The first municipal and free-of-charge Infirmary began to operate (probably) in Agios Ioannis.

These changes were unthought of for the society of those times, so much so, that there is nothing they can be compared to today. Only if someone could see with the eyes of that era, could it be understood.

In essence the foundations of the new bourgeois democracy were being laid by the French revolution which still retained a plebeian character.

These changes created a great shock to the existing feudal society. The nobles gangs started murdering Councillors family members.

In the winter of 1798 all councillors had lost someone from their family.

These brought on a reaction by the Corfiot Jacobins as well as the French republicans. 

In one night the Municipal Council resigned and was replaced by a revolutionary commitee.

The same night they went to the houses of the nobles and collected all the titles and mortgages through which the nobles retained control.

They gathered them in a pile at the spot where Pentofanaro is today and burned them. 

They then arrested members of the most hated noble families and hung them from the arches of the Liston. 

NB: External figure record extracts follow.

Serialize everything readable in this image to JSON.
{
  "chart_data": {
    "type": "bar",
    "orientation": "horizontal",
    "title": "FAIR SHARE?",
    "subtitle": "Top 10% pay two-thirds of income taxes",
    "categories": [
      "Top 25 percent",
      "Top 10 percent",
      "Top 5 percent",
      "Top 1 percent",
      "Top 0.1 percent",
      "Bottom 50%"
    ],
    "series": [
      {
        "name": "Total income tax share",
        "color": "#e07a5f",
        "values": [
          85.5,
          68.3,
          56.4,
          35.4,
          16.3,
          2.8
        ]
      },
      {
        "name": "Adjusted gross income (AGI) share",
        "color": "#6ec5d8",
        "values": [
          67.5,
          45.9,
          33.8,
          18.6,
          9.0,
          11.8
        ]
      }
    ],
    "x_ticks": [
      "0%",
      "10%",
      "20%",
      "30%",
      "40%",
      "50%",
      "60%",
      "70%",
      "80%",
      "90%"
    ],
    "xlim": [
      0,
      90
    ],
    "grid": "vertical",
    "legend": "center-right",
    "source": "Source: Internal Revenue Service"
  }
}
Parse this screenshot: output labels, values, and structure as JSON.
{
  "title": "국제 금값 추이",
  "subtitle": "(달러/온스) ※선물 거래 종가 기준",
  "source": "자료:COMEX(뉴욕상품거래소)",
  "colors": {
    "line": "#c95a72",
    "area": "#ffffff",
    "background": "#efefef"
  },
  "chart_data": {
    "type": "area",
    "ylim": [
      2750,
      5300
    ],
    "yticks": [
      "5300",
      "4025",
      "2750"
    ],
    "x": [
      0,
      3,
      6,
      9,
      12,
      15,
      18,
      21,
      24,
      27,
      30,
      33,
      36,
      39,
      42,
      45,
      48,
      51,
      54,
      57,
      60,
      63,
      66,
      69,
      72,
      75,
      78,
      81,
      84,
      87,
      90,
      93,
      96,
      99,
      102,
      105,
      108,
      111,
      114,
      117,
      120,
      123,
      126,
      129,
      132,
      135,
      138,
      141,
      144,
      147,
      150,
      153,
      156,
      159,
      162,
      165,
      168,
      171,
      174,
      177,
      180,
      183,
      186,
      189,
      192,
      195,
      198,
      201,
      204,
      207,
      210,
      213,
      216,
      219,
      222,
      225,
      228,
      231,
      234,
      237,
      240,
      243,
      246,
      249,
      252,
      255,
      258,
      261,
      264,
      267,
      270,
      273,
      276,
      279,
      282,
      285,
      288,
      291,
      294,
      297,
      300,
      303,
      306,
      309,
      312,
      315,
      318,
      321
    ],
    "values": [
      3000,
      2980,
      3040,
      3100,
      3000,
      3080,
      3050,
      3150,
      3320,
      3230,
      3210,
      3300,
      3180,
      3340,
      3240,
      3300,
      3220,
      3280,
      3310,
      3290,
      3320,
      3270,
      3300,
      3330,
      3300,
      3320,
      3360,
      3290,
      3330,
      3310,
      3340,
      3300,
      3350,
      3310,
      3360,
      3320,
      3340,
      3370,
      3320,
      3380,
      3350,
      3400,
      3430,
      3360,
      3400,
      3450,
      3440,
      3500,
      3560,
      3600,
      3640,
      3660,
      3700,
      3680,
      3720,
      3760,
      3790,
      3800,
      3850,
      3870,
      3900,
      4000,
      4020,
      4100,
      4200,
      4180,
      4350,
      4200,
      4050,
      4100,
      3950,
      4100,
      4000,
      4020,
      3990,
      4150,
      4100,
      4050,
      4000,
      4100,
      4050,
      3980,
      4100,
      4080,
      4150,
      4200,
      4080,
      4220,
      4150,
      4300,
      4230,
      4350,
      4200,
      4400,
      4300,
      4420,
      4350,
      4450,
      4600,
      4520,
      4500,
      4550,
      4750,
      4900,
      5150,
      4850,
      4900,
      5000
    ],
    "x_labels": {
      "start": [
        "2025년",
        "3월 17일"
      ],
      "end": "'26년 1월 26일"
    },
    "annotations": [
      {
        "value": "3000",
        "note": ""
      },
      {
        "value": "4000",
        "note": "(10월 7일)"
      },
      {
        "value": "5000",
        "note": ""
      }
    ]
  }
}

They left the bodies hanging there for days in order to rot. 

The reason was not anger, as anyone might imagine, but something much more important. 

The people of those times did not simply believe the nobles were just rich, but that they were... another species.

The people had to be convinced by seeing with their own eyes that nobles die and rot just the same as everyone else.

 In 1799 The Tsar and the Sultan allied together and sent a fleet to bring back order to the islands.

Admiral Ouzakov and his fleet besieged the French and the Corfiot Jacobins holed up in the Old Fortress and following six months of negotiations with the French government allowed them to get on the ships and leave.

The road towards the collapse of the Feudarchy had been opened however and the political movements of the next period of the Septinsular republic sealed its fate.

Mikelis Grasetis and Marousa Apalira left with the ships. 

Their relatives all killed and their names lost from the island.

I searched and found many "Graseti" surnames along the coasts of the Adriatic, in Italy as well as Croatia.

A few dozen Corfiots and me signed a petition and sent it to the municipal council

We were asking for a monument to be erected at Pentofanaro in memory of the French Republicans and the Corfiot Jacobins.

Everyone said yes, but the petition was never brought to a council meeting.

One line was left in the History books

"Graseti": Corfiot, collaborator of the atheist French terrorists in 1797"

PS

The historical facts about the two year period the French Republicans were here was collected by Panagiotis Peristeris over many arduous years.